Although liposomal technology has progressed considerably in the pharmaceutical industry, its implementation in clinical diabetes treatment remains in its preliminary stages. A novel method for glucose-responsive insulin delivery was devised using multivesicular liposomes (MVLs) that respond to variations in pH and hydrogen peroxide (H₂O₂). This biocompatible MVL system provides an advanced insulin delivery platform capable of adaptively responding to variations in glucose levels, representing a promising approach for more effective and physiologically appropriate management of diabetes. Furthermore, this system has considerable potential as a basis for creating closed-loop insulin therapies capable of autonomously adjusting insulin secretion in response to the body’s metabolic requirements.¹³⁶

Future research is anticipated to progressively emphasize noninvasive insulin delivery methods, including oral, transdermal, and intranasal systems, to address the limitations inherent to injectable insulin. Liposomal formulations encapsulated within alginate or chitosan-based hydrogels can safeguard insulin from gastric degradation while improving its absorption in the intestinal tract. This oral delivery strategy provides a promising platform for maintaining insulin stability during digestion, facilitating its transport and absorption within the gastrointestinal tract, and ultimately enhancing its oral bioavailability.¹³

Without parallel consideration of scalable production and regulatory alignment, these advanced platforms may remain confined to experimental settings rather than achieving clinical implementation.

Conclusion

Liposomes represent a highly versatile nanocarrier platform for targeted diabetes therapy, with preclinical studies consistently showing improved pharmacokinetics, hypoglycemic efficacy, and therapeutic outcomes for insulin, glibenclamide, metformin, and antioxidants.
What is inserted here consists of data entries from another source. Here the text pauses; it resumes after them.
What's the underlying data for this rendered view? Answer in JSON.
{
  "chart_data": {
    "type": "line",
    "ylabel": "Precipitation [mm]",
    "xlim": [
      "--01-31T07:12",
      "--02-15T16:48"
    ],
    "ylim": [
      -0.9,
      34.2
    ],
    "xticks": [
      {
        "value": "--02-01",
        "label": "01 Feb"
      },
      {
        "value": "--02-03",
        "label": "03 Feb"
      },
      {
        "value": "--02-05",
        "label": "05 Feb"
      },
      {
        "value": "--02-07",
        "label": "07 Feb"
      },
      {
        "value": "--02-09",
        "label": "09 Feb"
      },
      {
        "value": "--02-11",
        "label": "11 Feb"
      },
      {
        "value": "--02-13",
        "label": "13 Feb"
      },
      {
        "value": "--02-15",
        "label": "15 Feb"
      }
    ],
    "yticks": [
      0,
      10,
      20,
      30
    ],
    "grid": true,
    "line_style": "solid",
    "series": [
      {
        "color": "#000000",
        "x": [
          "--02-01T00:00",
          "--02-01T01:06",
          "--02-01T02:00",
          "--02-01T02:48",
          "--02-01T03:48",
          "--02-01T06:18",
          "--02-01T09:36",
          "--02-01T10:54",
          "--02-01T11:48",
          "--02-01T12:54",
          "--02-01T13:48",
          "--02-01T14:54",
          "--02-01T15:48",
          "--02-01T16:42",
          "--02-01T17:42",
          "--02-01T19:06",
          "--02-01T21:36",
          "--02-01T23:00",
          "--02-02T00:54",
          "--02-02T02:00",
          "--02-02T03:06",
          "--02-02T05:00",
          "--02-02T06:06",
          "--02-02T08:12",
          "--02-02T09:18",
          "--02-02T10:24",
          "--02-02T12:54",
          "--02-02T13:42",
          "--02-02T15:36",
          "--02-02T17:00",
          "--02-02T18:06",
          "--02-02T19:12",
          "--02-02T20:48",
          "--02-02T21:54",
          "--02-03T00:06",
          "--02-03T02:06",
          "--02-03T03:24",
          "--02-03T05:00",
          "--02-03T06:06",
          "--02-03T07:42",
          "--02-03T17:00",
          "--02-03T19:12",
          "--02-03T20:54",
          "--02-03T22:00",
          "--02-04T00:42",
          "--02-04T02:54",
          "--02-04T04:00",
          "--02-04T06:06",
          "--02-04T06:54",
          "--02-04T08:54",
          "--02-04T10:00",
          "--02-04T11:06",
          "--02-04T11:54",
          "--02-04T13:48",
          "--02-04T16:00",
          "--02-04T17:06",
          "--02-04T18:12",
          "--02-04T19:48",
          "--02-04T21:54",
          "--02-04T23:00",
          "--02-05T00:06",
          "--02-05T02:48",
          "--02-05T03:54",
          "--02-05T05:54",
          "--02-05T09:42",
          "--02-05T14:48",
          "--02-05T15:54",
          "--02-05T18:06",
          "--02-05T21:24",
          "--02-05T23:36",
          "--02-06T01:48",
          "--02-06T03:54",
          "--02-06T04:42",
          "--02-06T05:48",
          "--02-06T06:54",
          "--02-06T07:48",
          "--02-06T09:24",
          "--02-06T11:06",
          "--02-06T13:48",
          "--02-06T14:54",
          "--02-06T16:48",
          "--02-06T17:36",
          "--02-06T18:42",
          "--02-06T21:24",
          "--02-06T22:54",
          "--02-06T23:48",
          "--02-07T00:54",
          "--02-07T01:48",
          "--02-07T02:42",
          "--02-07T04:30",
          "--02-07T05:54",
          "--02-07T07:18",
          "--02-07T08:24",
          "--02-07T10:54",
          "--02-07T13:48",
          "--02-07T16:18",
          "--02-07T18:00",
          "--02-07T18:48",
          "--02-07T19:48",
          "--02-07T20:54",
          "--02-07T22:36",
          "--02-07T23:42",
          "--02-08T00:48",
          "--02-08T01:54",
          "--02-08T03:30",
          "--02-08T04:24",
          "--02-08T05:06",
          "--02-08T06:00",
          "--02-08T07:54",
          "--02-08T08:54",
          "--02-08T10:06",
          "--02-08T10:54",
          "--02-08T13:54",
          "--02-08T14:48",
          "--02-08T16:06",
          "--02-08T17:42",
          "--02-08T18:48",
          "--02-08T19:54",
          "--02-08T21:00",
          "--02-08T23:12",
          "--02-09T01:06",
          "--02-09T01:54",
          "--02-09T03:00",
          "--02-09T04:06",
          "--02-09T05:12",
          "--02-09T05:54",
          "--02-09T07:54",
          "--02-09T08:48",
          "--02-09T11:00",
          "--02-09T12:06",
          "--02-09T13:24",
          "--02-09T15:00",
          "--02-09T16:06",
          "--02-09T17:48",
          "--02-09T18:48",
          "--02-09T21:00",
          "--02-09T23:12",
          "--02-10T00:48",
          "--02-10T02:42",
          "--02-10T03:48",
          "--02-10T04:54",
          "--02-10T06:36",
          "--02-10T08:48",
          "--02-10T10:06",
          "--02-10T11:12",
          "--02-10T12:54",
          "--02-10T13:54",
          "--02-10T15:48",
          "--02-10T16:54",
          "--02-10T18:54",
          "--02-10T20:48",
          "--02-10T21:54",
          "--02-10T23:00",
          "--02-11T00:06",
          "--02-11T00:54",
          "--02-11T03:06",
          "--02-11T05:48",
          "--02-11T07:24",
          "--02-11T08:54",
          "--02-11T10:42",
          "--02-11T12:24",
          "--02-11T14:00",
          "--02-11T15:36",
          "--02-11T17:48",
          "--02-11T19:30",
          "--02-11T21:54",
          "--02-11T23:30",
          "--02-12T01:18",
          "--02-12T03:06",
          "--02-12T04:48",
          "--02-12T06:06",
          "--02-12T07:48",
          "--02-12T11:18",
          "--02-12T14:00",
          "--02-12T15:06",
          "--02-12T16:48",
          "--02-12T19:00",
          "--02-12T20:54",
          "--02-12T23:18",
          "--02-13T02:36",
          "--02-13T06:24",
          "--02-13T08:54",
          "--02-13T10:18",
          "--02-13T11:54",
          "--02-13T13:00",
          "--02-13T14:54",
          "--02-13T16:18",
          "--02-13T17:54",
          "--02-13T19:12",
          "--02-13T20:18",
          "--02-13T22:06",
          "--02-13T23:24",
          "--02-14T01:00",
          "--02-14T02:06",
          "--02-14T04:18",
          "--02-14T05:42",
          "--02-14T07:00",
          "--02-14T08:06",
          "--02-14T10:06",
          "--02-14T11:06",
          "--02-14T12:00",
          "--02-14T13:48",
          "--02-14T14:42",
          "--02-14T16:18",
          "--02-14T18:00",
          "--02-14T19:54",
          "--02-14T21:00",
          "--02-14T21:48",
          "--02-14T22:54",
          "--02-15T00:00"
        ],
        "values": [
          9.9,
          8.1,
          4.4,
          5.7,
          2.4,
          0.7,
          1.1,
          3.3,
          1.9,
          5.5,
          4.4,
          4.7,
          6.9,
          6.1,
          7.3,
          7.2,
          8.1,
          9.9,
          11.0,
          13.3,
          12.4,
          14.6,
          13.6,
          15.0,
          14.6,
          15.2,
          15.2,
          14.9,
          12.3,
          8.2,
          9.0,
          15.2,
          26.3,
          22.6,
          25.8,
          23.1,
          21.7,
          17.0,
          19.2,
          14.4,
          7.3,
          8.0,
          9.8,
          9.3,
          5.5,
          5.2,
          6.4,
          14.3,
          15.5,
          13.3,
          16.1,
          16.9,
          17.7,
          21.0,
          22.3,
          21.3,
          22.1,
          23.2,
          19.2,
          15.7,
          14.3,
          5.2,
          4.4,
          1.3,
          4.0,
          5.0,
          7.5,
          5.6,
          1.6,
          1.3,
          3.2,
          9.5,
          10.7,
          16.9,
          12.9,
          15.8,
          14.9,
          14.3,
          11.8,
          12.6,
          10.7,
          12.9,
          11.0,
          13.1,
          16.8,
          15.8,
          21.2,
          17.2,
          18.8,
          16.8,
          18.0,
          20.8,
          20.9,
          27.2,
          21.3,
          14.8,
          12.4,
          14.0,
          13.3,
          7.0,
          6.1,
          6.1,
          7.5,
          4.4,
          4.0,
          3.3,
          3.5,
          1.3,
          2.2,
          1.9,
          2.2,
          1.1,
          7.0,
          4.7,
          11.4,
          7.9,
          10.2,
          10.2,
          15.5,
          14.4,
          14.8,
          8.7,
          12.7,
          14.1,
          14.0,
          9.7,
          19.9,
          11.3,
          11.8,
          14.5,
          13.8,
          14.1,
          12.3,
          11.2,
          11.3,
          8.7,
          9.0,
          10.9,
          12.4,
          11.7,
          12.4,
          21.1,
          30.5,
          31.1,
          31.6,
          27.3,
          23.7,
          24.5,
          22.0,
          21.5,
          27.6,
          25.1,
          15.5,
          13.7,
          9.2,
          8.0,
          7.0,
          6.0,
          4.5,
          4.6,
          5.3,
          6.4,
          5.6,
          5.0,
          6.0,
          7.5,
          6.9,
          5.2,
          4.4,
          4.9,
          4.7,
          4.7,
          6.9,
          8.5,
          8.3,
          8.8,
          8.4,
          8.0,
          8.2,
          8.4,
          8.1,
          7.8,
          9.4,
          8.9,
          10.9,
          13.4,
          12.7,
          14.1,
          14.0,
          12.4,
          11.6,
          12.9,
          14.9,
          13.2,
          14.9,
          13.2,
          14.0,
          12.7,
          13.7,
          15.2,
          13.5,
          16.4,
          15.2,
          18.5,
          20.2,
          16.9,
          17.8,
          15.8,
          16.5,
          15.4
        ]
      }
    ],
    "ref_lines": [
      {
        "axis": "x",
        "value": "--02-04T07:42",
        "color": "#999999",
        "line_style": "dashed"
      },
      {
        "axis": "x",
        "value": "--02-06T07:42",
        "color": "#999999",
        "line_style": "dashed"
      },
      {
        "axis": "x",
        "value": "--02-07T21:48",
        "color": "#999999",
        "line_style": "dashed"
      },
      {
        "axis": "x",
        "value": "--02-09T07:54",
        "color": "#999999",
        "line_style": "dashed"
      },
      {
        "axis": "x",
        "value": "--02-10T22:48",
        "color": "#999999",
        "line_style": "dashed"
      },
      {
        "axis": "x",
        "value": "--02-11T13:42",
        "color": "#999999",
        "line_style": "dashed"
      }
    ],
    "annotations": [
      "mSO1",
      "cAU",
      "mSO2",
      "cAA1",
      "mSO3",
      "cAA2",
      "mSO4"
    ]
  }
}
However, substantial variability exists in formulation methods, encapsulation efficiency, vesicle size, lamellarity, and surface charge, highlighting that lipid composition, drug–lipid interactions, and preparation techniques critically influence stability, bioactivity, and pharmacokinetic performance. Despite promising in vivo findings, clinical translation remains limited, with few studies reporting favorable outcomes in oral liposomal glutathione or topical insulin-liposome gels, while systemic glycemic management has yet to achieve regulatory approval. Challenges such as low oral bioavailability, enzymatic degradation, first-pass metabolism, lipid oxidation, storage instability, and regulatory complexity underscore the need for optimized formulations and protective strategies. Future efforts should focus on glucose-responsive multivesicular liposomes, noninvasive delivery, integration with continuous glucose monitoring or artificial pancreas systems, and AI-assisted individualized formulation, complemented by standardized characterization protocols, harmonized regulatory frameworks, and rigorous clinical trials. Collectively, these strategies can enable liposome-based nanomedicine to transition from preclinical promise to safe, effective, and patient-centered interventions for diabetes and its complications.